SHADOW OF THE VAMPIRE
Directed by E. Elias Merhige
De Vargas R 90 min
In his twilight years, sitting around the old actors' home, Willem Dafoe is not going to have to complain "I never got to really go over the top." As Max Schreck, the ghoulish actor who created the unforgettable vampire in F.W. Murnau's silent classic Nosferatu (1922), Dafoe pulls out all the stops, and he does it with a cackling, irresistible glee that goes straight for the jugular.
Shadow of the Vampire is writer Steven Katz and director E. Elias Merhige's riff on the making of Nosferatu, the first vampire movie and still the creepiest. You get a bit of a history lesson with the price of admission; up to a point the movie draws on the facts of that landmark production. Murnau was denied permission to adapt Bram Stoker's Dracula by the author's widow, a problem he solved by changing the title and rechristening his vampire Count Orlok. Murnau also revolutionized movie-making by taking his camera out of the studio and going on location. The names of the cast and crew are faithfully observed, as is the look of the period, down to the actors' makeup and the dusters and goggles worn by Murnau and his henchmen.

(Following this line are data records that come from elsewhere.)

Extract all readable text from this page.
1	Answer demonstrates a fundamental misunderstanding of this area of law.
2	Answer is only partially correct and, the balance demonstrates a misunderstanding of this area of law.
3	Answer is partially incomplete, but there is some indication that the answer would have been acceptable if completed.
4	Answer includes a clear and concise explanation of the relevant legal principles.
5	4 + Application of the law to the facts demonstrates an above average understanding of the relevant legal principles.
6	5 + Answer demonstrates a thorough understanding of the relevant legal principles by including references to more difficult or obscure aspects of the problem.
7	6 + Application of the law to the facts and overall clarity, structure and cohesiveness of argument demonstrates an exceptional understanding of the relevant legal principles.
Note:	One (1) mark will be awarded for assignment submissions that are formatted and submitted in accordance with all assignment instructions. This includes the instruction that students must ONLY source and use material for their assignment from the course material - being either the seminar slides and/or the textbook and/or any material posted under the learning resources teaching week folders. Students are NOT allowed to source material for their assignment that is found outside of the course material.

And then there's Schreck, and here the filmmakers let the dogs of their imaginations run free. Murnau's background was with the great Max Reinhardt's Berlin Staatstheater, and so was Schreck's, as far as we know. In Shadow, Murnau (John Malkovich) tells his company that the actor he has hired to play Count Orlok is from Reinhardt's theater, but this guy is from Berlin the way the Coneheads were from France. He's a disciple of Stanislavsky, Murnau says to explain why the actor is not around for the studio scenes; Schreck has traveled ahead to the Czech location to steep himself in the atmosphere, and he will only be seen in makeup and character. (The name Schreck translates as "fear" or "horror".)
There's some self-consciousness to the exposition in the early scenes, which often happens when the filmmakers have a menu of information to serve. But there are also generous helpings of clever writing and some marvelously atmospheric visual schemes, with the good easily outweighing the awkward. There is also sound philosophy. When the producer complains that the locals who will fill the background roles don't know how to act, Murnau replies "They don't need to act; they need to be." And "We are scientists engaged in the creation of memory, but our memories will neither blur nor fade" is an observation that carries a twist of pathos now that so many early films have deteriorated beyond repair.
Shadow is more delicious fun than classic horror. It's an allegory of the filmmaking process, but it doesn't let anything so abstract get in the way of its entertainment. Merhige and Katz seize hold of their idea and drive it with clear-eyed relish from start to finish.